Totally different animal. The turbine runs smoothly with little vibration. The pressures in the system are constant, not changing from 800 psi to less than zero 1300 times a minute. There are no reciprocating loads. The metals used in the turbine are pretty exotic. All of it adds up to many more dollars per horsepower compared to a piston engine.
Exactly, and much higher fuel consumption per passenger too, at least for smaller aircraft.

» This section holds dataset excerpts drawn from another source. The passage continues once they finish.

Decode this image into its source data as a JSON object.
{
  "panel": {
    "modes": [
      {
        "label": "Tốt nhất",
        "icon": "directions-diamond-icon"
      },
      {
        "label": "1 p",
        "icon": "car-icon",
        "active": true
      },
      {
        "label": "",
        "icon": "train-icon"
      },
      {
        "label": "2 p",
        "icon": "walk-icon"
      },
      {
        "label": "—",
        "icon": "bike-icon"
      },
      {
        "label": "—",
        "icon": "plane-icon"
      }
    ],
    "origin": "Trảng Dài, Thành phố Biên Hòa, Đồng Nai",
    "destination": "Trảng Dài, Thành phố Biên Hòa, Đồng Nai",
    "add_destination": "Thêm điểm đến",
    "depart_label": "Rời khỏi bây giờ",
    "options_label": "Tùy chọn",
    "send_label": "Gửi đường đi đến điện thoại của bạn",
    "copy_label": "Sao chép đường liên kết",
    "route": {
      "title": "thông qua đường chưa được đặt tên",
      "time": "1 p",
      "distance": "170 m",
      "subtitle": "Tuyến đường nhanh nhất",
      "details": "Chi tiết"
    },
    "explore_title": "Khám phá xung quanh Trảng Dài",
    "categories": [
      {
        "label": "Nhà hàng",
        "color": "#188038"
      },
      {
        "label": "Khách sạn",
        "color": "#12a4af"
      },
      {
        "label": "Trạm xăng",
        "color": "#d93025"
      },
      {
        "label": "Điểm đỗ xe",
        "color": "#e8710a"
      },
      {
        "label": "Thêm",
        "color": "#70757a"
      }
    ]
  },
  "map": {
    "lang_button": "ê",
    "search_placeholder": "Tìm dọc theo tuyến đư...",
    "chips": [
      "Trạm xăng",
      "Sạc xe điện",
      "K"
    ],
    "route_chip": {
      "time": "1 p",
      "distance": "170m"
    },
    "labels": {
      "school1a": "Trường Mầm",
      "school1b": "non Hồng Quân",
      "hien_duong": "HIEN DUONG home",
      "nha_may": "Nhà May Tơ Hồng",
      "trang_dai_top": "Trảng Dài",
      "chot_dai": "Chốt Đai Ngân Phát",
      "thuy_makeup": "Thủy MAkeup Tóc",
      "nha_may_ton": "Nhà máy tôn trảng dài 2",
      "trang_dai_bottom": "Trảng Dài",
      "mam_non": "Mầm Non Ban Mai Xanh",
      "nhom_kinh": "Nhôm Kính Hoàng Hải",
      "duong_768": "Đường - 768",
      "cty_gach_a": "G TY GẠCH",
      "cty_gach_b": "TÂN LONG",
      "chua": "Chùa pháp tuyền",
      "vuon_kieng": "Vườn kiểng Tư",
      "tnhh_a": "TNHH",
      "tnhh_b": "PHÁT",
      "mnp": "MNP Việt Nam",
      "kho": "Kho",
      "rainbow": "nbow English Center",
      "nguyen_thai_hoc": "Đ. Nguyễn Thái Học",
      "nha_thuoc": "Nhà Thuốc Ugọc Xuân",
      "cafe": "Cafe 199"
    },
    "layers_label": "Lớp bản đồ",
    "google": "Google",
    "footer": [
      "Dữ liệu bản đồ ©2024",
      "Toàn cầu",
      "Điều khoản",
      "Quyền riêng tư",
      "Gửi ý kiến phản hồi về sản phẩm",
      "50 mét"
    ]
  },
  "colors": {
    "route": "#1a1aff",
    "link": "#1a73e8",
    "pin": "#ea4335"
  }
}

I remember chatting with an acquaintance who flew bizjets (not his own), and we figured out that he burned about the same amount of fuel on long taxi to the runway as I burned flying my family 2½ hours from Ottawa to NYC in my 160 hp Piper — about 23 gallons in both cases. For short hops at low altitude, it's hard to beat our old piston engines for efficiency.
 
Why does everyone say this? Your car engine is probably 2.5 liter and 180 hp. The engine in the club rental is 6 liters and 180 hp. According to the Ultragauges I've had in my car it takes about 30 percent power to stay at a 72 cruise setting.. (30% X 180)/2.5 = 22 hp per liter. In the plane (75% X 180)/6 = 22..and most people run plane engines closer to 65% power. Per displacement they're being asked to do the same thing

A lyco 360 weighs about 300 lbs
A Honda civic engine weighs about 400 lbs.. but the block of the 1.6 weighs a mere 150 lbs (roughly)

..anyway.. I've resolved to "it is what it is" and just accept it as part of life.

LS7 is also about 400lb. Even with accessories it is a difference in weight that can be very easily overcome in airframe design given extra power available. I think it's pretty clear that you can't just stick an auto engine into an airplane and expect a good outcome. They are designed for different purposes. But it's also pretty clear to anyone impartial that most of GA piston innovations were done before the 80s(Rotax and deisels being an obvious exceptions). Since then the automotive engines design, manufacturing, and build quality have taken huge leaps and bounds. What was state of the art in the 70s looks pitiful now. And that's without lead and with a host of restrictive emission controls. Even a small amount of that technology and engineering would dramatically improve the GA engines.

But alas, there is no money in it. No money to spend on engineering and no money to recover in sales. So it's not that it cannot be done, it's just not feasible.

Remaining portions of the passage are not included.